Intel to an extent is relying on chiplets and associated interfaces like UCIe and CXL, to move its FPGA strategy forward. That relies heavily on the company’s manufacturing strategy, which isn’t moving forward as planned with delays in shipments for chips such as Xeon processors codenamed Sapphire Rapids and the Gaudi 2 AI chip.

In the meanwhile, AMD has moved ahead with quick integration of Xilinx, which it acquired earlier this year after a long review period. AMD wasted no time releasing a cohesive roadmap that included CPUs, GPUs, software-defined FPGAs and fixed-function ASICs.

AMD executives are making the rounds of chip conferences talking about the FPGA and ASIC roadmap. FPGAs can carry out chip functions using software, but AMD is pairing fixed function logic, like ASICs, to programmable logic adapters like FPGAs where one can layer in customizations such as custom header extensions, or add or remove new accelerator functions on the programmable logic.

Intel is playing catch up, but Poulin said the company wants to get its strategy right even if it takes time. The modular approach – which will be made possible by interfaces like UCIe and CXL – will allow Intel to create a more flexible chip design, Poulin said.

“I think it’s fair … that we’re still filling out our portfolio, but we are not going to follow them strategy wise down that rabbit hole of hardening IP that people don’t want or most people don’t want,” Poulin said.

Poulin said there are two choices where one could choose to harden IP – on the fabric itself, or on a chiplet, which Intel has with the AIB interface.

“One of the things you don’t want to do, which is one of the things [AMD’s] Versal has done, is hardened a bunch of things that a subset of the people will use and not have a modular way of actually making exactly the right product that somebody wants, because then you end up cost (infrastructure wise), leakage (current wise), and with a product that is over designed for an individual market,” Poulin said.

Intel’s strategy is playing out well in the infrastructure processing unit (IPU) space, where the company has hardened IP on the fabric.

“We’re going to have a modular approach so that we can put exactly the hard IP on exactly the customers that want it,” Poulin said.

Intel’s process node roadmap and 2022 milestones.

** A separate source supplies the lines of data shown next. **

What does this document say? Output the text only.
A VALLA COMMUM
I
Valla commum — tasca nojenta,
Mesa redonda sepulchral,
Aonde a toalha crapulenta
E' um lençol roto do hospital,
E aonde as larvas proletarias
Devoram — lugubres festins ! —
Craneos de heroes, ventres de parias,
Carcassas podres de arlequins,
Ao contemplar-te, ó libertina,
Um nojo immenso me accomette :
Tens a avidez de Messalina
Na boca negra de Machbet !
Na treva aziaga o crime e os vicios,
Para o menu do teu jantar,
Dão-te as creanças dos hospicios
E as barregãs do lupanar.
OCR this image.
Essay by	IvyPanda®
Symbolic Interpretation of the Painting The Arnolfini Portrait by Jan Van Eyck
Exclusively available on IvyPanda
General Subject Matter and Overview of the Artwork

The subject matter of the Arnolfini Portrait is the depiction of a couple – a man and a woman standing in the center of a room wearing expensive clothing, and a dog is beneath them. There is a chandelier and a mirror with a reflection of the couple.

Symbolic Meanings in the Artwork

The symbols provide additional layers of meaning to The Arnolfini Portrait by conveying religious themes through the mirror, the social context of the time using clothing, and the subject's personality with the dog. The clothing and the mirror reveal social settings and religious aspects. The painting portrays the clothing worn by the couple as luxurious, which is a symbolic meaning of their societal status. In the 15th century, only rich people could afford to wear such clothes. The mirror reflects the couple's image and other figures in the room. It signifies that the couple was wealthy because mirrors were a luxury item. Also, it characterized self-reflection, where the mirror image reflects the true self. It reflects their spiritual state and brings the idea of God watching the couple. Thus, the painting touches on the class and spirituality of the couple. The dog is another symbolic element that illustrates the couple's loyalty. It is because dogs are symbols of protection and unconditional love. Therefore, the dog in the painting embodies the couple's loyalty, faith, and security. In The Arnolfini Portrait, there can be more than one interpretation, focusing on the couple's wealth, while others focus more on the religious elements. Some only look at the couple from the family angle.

Presented by Pat Gelsinger at Intel’s investor meeting on Feb. 17, 2022.

But Intel has its challenges going forward, which partly relies on the company meeting its manufacturing roadmap. Intel CEO Pat Gelsinger in 2021 set an aggressive roadmap of advancing four nodes in five years, which is much quicker than the typical two-year advance in chip manufacturing. Another big question for Intel remains whether the company will be able to personalize those chips, which the company mainly does for top customers with large orders of custom chips.